Figure 1: Endoscopic view of the right-side nasal cavity.
A: lateral nasal wall; B: nasal septal spur; C: right inferior turbinate; D: right middle turbinate.
Blue dotted circle: area of potential damage from the nasopharyngeal swab.
Yellow dotted arrow: the improper trajectory of the nasopharyngeal swab.
Figure 2: CT scan sinus. (Left) Sagittal cut. (Right) Coronal cut.
CT: computed tomography; ES: ethmoid sinus; SS: sphenoid sinus; IT: inferior turbinate; MT: middle turbinate.
Blue dotted circle: area of potential damage from the nasopharyngeal swab.
Yellow dotted arrow: the improper trajectory of the nasopharyngeal swab.
Green solid-line swab demonstrating the proper direction of nasopharyngeal swab.
Regarding other factors that can potentially increase the risk of such complications, we had only one patient taking antiplatelet medications who also had a history of hypertension. Otherwise, the remaining patients had no other potential factors that could have increased the risk of bleeding following the nasopharyngeal swab. In all cases, bleeding was successfully controlled with ipsilateral sphenopalatine artery ligation, and patients were discharged after 24-48 hours of postoperative observation, and two patients required blood transfusion during their hospital stay.
Although, in most cases, the nasopharyngeal swab is a safe and effective procedure to combat the pandemic, healthcare workers should be aware of the potential complications of the test. Poor familiarity with the structural nasal variations, such as deviated nasal septum, enlarged inferior turbinate, and nasal polyps, may lead to improper swab placement. Therefore, adequate training is crucial to mitigate such adverse effects. We encourage healthcare workers to perform the nasal swab on the ipsilateral side, which the patient reported as being most open during nasal breathing, and to abort it when faced with increased resistance or pain.

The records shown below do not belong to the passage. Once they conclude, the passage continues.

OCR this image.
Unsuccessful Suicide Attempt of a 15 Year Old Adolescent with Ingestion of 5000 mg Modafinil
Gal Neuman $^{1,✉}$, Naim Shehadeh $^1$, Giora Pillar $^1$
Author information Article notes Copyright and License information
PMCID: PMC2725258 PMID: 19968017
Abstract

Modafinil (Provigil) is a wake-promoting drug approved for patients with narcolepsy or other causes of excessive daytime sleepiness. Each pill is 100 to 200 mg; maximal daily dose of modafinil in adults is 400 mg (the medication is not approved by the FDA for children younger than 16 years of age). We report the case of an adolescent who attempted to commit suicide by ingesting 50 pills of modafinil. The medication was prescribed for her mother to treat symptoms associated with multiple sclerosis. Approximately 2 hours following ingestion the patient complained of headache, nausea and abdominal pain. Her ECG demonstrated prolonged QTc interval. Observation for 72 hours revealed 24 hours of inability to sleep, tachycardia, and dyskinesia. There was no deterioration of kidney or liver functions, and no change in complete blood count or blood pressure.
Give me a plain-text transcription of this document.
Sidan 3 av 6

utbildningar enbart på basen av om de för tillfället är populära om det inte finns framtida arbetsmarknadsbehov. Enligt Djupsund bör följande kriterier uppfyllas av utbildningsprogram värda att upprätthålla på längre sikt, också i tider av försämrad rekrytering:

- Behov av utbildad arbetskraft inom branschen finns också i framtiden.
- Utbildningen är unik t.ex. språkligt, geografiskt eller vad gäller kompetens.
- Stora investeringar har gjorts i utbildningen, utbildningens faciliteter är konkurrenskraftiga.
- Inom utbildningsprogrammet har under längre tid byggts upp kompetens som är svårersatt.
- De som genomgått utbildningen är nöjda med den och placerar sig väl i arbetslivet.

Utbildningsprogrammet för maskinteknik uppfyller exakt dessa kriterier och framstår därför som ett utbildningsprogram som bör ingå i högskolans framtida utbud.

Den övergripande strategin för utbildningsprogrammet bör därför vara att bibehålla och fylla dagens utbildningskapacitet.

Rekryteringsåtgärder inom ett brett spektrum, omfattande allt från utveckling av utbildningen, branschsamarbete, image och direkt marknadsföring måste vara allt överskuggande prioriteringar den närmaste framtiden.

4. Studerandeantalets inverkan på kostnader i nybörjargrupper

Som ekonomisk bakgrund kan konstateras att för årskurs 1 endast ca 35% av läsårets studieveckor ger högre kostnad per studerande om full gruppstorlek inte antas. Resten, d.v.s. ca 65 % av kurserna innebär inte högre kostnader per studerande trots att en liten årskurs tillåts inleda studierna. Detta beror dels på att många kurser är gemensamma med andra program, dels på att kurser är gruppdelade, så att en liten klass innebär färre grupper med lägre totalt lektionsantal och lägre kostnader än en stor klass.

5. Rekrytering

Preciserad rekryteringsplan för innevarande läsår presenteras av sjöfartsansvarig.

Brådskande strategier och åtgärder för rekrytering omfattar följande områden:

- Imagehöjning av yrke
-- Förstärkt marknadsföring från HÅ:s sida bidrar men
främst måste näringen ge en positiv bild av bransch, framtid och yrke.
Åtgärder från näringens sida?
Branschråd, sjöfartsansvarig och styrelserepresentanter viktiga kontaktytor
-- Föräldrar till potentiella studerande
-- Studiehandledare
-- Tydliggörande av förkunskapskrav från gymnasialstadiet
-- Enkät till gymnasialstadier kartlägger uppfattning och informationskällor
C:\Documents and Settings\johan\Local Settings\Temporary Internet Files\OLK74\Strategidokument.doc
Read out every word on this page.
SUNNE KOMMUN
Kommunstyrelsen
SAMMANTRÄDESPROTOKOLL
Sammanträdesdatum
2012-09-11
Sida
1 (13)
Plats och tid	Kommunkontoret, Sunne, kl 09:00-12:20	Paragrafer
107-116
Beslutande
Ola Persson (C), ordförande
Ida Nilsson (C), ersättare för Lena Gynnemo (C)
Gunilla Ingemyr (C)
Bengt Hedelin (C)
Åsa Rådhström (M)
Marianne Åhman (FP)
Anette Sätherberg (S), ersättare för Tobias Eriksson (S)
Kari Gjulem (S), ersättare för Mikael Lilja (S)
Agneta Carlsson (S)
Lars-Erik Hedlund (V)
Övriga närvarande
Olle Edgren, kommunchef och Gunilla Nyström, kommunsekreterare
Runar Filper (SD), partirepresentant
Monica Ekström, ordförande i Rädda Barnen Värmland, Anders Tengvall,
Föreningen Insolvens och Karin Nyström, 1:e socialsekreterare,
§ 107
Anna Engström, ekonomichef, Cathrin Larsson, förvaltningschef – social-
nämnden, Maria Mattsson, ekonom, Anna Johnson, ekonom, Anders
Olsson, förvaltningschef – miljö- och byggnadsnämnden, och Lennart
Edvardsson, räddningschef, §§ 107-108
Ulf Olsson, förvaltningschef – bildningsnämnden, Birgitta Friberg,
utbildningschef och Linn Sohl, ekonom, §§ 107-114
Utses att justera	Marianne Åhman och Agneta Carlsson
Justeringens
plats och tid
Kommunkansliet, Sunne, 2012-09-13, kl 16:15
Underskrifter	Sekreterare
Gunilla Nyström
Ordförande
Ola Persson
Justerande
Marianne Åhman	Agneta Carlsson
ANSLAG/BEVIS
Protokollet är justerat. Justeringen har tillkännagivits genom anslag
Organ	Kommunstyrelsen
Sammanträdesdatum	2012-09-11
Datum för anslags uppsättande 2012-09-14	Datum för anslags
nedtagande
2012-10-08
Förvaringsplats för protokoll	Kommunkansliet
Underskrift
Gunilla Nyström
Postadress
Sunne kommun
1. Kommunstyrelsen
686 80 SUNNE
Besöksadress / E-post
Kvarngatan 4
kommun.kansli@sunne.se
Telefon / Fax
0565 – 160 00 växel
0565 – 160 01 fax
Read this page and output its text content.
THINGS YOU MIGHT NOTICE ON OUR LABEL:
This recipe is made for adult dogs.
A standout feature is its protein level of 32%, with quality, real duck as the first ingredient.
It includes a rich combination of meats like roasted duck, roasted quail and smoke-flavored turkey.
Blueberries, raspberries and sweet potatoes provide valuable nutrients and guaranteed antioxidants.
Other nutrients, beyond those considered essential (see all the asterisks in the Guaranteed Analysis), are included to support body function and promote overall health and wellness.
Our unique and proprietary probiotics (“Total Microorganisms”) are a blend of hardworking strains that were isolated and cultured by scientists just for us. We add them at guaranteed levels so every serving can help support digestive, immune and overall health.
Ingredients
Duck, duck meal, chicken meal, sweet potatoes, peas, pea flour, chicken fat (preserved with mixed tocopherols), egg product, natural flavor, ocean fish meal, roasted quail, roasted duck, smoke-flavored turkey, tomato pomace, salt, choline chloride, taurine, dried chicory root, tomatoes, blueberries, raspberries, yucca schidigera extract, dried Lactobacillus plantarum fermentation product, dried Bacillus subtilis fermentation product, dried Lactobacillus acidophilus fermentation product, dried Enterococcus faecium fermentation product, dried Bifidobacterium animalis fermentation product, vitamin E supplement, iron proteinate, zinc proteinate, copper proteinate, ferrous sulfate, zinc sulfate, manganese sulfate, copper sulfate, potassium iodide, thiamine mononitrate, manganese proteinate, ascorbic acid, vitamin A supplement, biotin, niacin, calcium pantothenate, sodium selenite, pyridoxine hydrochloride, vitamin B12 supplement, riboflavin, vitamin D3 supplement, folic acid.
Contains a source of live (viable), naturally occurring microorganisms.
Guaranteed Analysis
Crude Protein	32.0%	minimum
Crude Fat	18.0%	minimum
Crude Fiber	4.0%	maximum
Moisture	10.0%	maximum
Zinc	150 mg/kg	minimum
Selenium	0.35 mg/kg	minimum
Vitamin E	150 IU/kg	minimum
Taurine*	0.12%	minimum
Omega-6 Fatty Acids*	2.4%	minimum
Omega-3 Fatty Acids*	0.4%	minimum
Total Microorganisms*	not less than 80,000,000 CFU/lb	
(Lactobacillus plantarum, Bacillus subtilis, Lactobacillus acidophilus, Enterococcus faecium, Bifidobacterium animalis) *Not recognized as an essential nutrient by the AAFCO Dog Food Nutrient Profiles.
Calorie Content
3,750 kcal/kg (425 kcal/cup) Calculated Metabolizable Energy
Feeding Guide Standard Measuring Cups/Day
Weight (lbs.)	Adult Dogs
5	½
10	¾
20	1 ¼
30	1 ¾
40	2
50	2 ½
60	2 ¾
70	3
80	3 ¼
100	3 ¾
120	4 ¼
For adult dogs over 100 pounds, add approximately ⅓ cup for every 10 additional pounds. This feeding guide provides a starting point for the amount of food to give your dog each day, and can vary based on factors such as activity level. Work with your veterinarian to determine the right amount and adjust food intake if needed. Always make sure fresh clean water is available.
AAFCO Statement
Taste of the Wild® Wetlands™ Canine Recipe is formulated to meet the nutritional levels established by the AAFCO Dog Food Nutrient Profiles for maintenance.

This study has its limitations. The small sample size limits the generalizability of the findings. In addition, the absence of a control group makes it difficult to establish a causal relationship between the nasal factors and intractable epistaxis following nasopharyngeal swabs.
Conclusions
As the global healthcare community continues to combat the pandemic, the nasopharyngeal swab will remain a mainstay method for detecting COVID-19. Our experience underscores the importance of vigilance regarding potential complications, particularly in patients with nasal structural anomalies such as a deviated nasal septum.
This study highlights the significance of recognizing the potential risk of intractable epistaxis post-COVID-19 swabs and emphasizes the importance of comprehensive training programs to ensure the safe and effective execution of nasopharyngeal swab procedures. By enhancing familiarity with nasal anatomy and refining procedural techniques, we can further enhance the safety and efficacy of nasopharyngeal swabbing, ensuring its continued role as a cornerstone in pandemic control efforts while minimizing adverse patient outcomes.